Горечь войны. Новый взгляд на Первую мировую - Фергюсон Ниал - Страница 8


Перейти на страницу:
Изменить размер шрифта:

8

Конечно, войну можно представить неизбежной и без обращения к таким образам. Социал-дарвинисты старой закалки разделяли точку зрения бывшего начальника австрийского Генштаба Франца Конрада фон Гётцендорфа, заявившего, что “катастрофа мировой войны наступила почти с неизбежностью” в силу “великого принципа” борьбы за выживание{89}. Некоторые немецкие историки в межвоенный период избрали геополитическую интерпретацию произошедшего: якобы Германия, “срединная земля”, была исключительно уязвимой для окружения и поэтому обречена выбирать между бисмарковскими “временными мерами” и кайзеровской превентивной войной{90}. Историки за пределами Германии также винили в случившемся безличные силы или системные факторы. Американец Сидней Фэй развил тезис президента Вудро Вильсона, гласящий, что к Первой мировой войне привели изъяны системы международных отношений (тайные и при этом имеющие обязательную силу союзы, а также отсутствие независимых механизмов мирного разрешения конфликтов){91}. Остальные следовали ленинскому взгляду, что к войне привело экономическое соперничество империалистических держав — беда, навлеченная капиталистами на головы европейских рабочих (достойное интереса жонглирование довоенными аргументами левых — от Карла Каутского до Дж. А. Гобсона, — считавших, что капиталисты слишком хитры, чтобы желать себе погибели){92}. У этого подхода (ставшего догмой в историографии ГДР) все еще остаются сторонники{93}.

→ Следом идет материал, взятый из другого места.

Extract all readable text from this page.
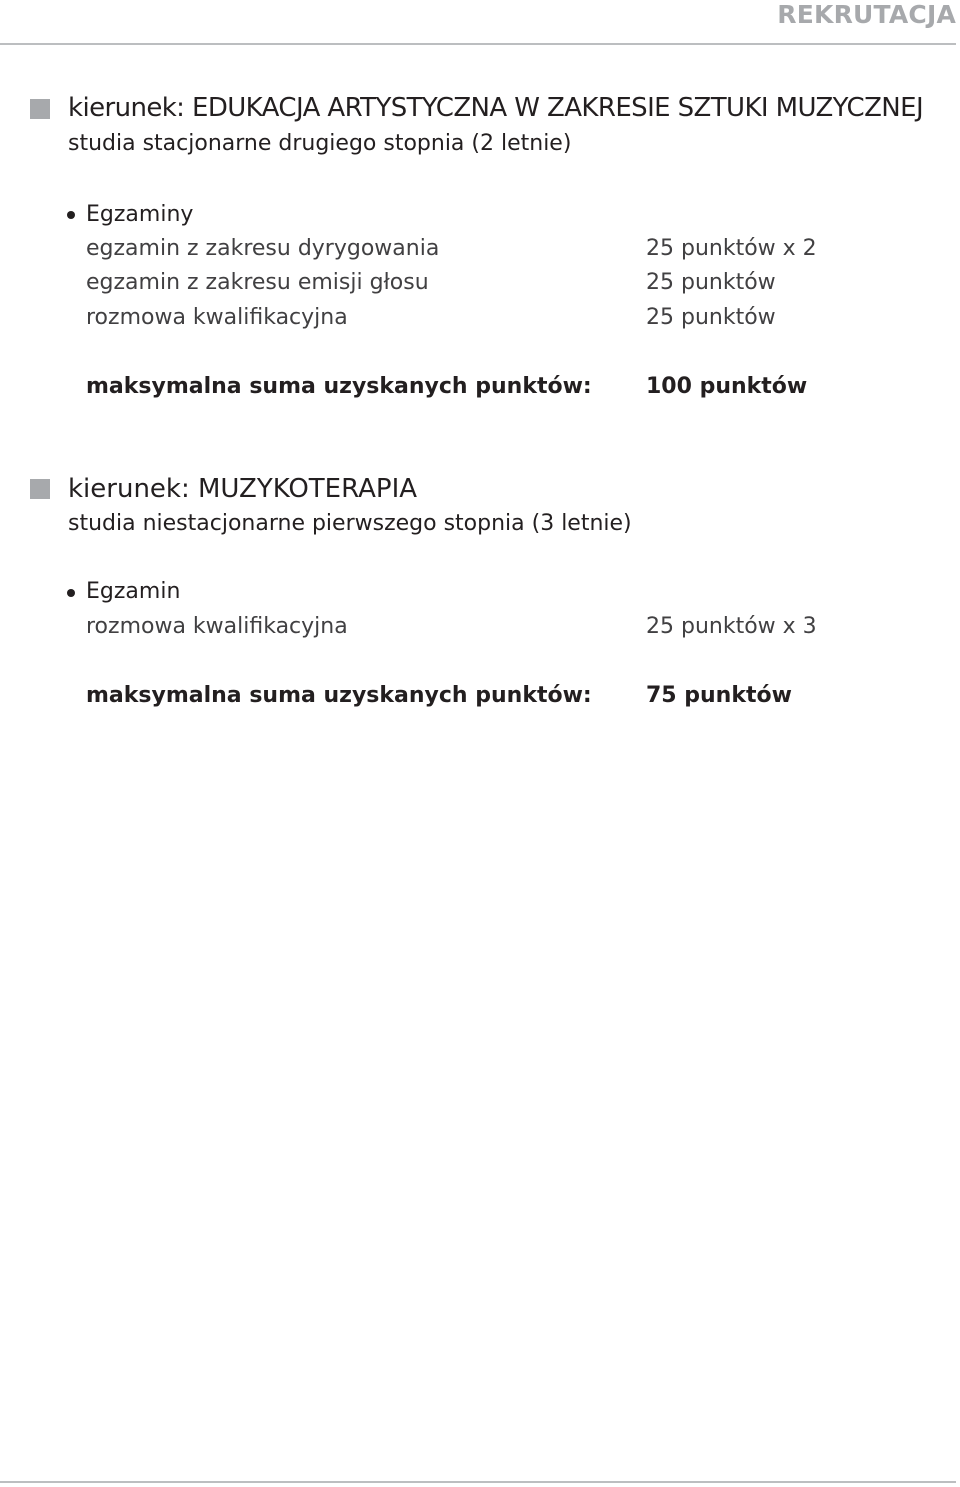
REKRUTACJA
kierunek: EDUKACJA ARTYSTYCZNA W ZAKRESIE SZTUKI MUZYCZNEJ
studia stacjonarne drugiego stopnia (2 letnie)
Egzaminy
egzamin z zakresu dyrygowania	25 punktów x 2
egzamin z zakresu emisji głosu	25 punktów
rozmowa kwalifikacyjna	25 punktów
maksymalna suma uzyskanych punktów: 100 punktów
kierunek: MUZYKOTERAPIA
studia niestacjonarne pierwszego stopnia (3 letnie)
Egzamin
rozmowa kwalifikacyjna	25 punktów x 3
maksymalna suma uzyskanych punktów: 75 punktów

Позднее, когда мир оказался на грани Третьей (и последней) мировой войны, возник следующий довод (в Англии популяризированный Аланом Тейлором): в некоторый момент планы, разработанные Генеральными штабами в ответ на технический прогресс, сделали “войну по расписанию” неотвратимой: “Все попались в ловушку собственных хитроумных приготовлений”{94}. Арно Майер попытался на примере Германии сделать вывод, что к Первой мировой войне привели внутриполитические процессы во всех главных воюющих странах: аристократические элиты пытались противодействовать демократизации и росту влияния социалистов путем заключения опасной сделки с радикальными националистами{95}. Предложено даже демографическое объяснение, гласящее, что война “отчасти решила проблему перенаселенности сельских районов”{96}. Наконец, существует сугубо культурологическая интерпретация, согласно которой к войне привел комплекс идей: “национализма”, “иррационализма”, “милитаризма” и так далее{97}. Заметим кстати, что уже в августе 1914 года не кто иной, как Бетман-Гольвег, объявил: “Империализм, национализм и экономический материализм, во время жизни последнего поколения предопределявшие черты политики всех стран, поставили такие цели, которых можно достигнуть лишь ценою всеобщей войны”{98}.

С точки зрения Бетман-Гольвега, которого мучил вопрос, можно ли было избежать войны, имелся лишь один приемлемый ответ: виноваты все. И все же он признавал: на Германии лежит “большая доля ответственности”{99}. Другой популярный довод гласит, что Первую мировую войну сделал неизбежной именно образ действий руководителей Германии, в том числе Бетман-Гольвега.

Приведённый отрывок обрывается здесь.